= Compassionate Action for Animals =

US nonprofit organization

Compassionate Action for Animals (CAA) is a Minneapolis-based animal advocacy non-profit focused on raising awareness on factory farming and promoting vegetarianism and veganism.

==History==
CAA was formed in early 1998 in order to pursue "strategic nonviolence" as a path towards animal rights. This is a strategy based on the principles of non-violent action defined by Gene Sharp. These principles of strategic non-violence are reflected in CAA's current core values.

The name Compassionate Action for Animals was adopted in May 1998. In June 1999, CAA became a 501(c)3 non-profit organization after merging with the Animal Liberation League, another local animal rights organization with a very similar approach and philosophy.
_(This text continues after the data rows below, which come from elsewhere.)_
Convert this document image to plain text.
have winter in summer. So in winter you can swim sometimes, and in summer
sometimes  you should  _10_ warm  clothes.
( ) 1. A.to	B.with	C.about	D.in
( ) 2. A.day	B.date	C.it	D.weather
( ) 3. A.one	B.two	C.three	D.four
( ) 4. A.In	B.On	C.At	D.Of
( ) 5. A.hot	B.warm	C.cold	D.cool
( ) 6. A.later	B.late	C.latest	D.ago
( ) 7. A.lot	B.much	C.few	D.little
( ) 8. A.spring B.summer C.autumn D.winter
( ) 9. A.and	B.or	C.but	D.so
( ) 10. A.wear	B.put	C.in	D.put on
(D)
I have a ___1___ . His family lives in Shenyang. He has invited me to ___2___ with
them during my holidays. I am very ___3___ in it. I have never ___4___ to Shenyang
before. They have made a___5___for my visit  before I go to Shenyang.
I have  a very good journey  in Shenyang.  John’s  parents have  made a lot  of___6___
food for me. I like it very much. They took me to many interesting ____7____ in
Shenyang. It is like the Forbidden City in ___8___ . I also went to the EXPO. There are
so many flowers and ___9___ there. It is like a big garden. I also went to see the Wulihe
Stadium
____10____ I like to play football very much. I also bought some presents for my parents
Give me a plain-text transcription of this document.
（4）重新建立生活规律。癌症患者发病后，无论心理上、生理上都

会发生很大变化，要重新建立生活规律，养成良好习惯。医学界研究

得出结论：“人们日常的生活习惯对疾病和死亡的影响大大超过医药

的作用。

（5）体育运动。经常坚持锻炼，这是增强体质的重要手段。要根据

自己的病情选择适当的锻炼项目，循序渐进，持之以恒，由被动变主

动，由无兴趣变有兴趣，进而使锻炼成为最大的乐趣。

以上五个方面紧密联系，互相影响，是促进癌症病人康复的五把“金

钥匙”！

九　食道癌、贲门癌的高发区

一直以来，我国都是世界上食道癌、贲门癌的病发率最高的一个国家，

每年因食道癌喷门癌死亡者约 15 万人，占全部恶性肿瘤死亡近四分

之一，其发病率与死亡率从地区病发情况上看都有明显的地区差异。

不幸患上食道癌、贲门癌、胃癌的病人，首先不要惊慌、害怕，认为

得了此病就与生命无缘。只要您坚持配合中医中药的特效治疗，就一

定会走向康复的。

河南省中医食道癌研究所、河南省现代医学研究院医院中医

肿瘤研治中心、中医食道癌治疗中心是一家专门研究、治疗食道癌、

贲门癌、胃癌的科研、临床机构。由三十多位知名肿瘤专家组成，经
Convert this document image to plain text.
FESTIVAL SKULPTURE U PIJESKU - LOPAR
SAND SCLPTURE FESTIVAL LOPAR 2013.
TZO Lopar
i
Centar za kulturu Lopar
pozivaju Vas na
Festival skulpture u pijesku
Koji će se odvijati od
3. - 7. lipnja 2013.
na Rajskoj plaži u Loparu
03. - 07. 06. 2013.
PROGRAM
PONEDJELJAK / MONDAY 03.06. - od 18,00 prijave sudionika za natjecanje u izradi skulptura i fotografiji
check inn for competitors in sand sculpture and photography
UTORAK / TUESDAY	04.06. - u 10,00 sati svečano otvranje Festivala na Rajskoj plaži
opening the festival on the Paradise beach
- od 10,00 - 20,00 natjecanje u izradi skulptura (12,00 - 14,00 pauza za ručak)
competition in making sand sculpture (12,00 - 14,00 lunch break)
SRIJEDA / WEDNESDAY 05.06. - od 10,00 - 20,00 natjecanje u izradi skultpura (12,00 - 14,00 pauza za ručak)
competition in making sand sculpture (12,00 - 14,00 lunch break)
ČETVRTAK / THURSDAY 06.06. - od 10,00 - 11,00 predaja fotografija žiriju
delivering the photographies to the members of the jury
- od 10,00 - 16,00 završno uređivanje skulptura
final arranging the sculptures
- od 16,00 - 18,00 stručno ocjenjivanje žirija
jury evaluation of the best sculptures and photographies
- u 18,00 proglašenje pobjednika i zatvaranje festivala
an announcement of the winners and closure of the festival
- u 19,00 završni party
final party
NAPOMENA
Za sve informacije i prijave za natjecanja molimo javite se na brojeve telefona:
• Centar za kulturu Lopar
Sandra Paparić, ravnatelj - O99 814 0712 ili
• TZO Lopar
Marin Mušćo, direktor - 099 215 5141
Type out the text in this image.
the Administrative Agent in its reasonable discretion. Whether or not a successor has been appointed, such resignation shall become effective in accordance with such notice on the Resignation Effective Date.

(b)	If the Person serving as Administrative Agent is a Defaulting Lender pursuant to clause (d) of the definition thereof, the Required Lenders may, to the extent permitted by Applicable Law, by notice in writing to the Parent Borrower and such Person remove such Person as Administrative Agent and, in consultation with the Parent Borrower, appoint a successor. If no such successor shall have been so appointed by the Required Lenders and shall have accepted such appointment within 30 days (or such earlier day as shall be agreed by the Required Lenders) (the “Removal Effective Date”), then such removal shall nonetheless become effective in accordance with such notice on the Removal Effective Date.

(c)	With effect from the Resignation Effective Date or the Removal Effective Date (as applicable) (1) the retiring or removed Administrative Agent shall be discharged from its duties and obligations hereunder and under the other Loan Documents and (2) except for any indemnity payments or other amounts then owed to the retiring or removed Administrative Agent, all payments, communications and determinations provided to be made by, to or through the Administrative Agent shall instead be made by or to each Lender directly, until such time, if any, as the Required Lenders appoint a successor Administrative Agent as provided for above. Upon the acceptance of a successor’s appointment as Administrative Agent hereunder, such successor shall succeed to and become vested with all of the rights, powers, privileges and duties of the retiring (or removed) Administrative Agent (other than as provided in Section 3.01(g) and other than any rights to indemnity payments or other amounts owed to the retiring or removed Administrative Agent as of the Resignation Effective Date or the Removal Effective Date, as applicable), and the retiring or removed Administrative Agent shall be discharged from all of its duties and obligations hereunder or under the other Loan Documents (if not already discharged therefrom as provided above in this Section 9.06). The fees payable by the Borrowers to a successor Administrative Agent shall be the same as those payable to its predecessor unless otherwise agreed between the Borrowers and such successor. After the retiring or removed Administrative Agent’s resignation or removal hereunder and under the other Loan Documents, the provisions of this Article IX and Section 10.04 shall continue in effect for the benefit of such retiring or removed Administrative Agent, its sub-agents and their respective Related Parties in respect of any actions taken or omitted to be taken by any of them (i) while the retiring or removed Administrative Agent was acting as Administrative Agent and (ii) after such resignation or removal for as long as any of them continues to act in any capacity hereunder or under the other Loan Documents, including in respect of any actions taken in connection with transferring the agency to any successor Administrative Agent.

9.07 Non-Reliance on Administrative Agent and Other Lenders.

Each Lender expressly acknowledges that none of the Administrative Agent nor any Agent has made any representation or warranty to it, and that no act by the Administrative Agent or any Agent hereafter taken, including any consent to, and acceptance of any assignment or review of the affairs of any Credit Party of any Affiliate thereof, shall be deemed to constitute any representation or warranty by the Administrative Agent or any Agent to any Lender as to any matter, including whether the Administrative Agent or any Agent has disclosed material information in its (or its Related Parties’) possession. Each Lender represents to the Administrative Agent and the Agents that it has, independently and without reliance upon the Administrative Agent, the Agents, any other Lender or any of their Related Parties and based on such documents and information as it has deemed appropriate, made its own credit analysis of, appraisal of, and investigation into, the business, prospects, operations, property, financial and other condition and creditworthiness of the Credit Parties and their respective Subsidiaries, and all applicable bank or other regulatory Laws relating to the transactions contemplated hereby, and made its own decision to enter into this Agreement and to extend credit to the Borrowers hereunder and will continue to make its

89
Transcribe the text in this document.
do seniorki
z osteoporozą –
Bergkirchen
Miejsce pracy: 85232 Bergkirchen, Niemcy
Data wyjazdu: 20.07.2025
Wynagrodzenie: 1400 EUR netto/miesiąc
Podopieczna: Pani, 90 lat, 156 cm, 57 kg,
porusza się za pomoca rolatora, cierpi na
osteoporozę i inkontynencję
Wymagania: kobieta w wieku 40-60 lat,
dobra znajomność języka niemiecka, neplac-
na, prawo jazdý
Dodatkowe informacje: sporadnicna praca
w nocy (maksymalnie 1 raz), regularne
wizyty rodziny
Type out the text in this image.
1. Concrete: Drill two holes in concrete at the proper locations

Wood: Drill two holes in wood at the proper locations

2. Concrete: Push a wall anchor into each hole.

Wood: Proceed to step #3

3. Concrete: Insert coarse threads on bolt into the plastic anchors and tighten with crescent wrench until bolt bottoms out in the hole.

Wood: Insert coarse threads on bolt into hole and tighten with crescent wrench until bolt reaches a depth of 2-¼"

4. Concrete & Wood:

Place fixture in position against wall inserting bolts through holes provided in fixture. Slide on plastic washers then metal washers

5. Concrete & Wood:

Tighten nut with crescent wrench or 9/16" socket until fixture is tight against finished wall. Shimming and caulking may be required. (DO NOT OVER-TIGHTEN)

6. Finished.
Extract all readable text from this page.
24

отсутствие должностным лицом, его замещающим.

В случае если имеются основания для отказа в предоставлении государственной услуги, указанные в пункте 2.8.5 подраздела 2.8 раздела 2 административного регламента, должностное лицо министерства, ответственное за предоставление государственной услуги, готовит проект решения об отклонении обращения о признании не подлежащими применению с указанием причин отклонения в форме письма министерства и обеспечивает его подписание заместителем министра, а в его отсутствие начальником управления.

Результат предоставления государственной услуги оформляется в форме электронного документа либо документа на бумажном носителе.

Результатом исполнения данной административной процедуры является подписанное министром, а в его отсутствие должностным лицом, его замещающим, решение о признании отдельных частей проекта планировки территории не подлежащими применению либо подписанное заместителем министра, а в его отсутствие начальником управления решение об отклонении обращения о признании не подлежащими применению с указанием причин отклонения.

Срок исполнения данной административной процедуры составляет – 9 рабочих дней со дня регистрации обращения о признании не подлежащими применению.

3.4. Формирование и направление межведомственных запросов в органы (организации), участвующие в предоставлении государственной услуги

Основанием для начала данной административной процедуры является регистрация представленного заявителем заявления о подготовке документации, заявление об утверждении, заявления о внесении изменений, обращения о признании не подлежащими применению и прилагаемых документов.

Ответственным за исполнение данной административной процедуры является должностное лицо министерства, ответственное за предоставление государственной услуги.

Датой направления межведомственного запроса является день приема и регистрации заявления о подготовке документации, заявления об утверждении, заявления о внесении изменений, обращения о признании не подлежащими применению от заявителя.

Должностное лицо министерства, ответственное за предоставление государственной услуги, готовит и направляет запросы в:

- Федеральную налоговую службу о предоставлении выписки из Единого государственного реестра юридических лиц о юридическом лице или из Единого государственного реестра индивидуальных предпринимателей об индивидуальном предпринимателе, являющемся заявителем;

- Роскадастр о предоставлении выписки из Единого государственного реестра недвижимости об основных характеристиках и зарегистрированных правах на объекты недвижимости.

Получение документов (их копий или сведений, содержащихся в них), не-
In 1999, CAA began working on its Ban Battery Cages campaign, which culminated in the open rescue of over ten egg-laying hens from a battery cage facility, the first such rescue in the US. CAA's investigation and rescue campaign was based on a similar campaign which was first done by Animal Liberation Victoria in Australia.

CAA is active as a student group at the University of Minnesota, Twin Cities campus, as well as at the Macalester College campus and in the larger Minneapolis-Saint Paul area. Its focus is on outreach, education and community-building events.

==Activities and campaigns==
- Outreach through tabling, leafleting, postering, pay-per-view video outreach, literature stands, writing letters and articles for publications, and more.
- Working with community restaurants and university cafeterias to make vegetarian and vegan dining more convenient and available.
- Organizing Twin Cities VegFest, an annual festival gathering together vegan and vegan-friendly vendors, animal advocacy organizations, speakers, cooking demos, and other programming.
- Organizing the Twin Cities Vegan Chef Challenge, a month-long restaurant contest where participants rate vegan dishes.
- Social events such as potlucks, movies, game nights and dine-outs.
- Food giveaways to show how delicious vegetarian and vegan food is.
- Hosting speakers who address animal, ethical and health issues

==Location==
CAA has an office in the Sheridan Neighborhood at 34 13th Ave NE #108, Minneapolis, MN 55413.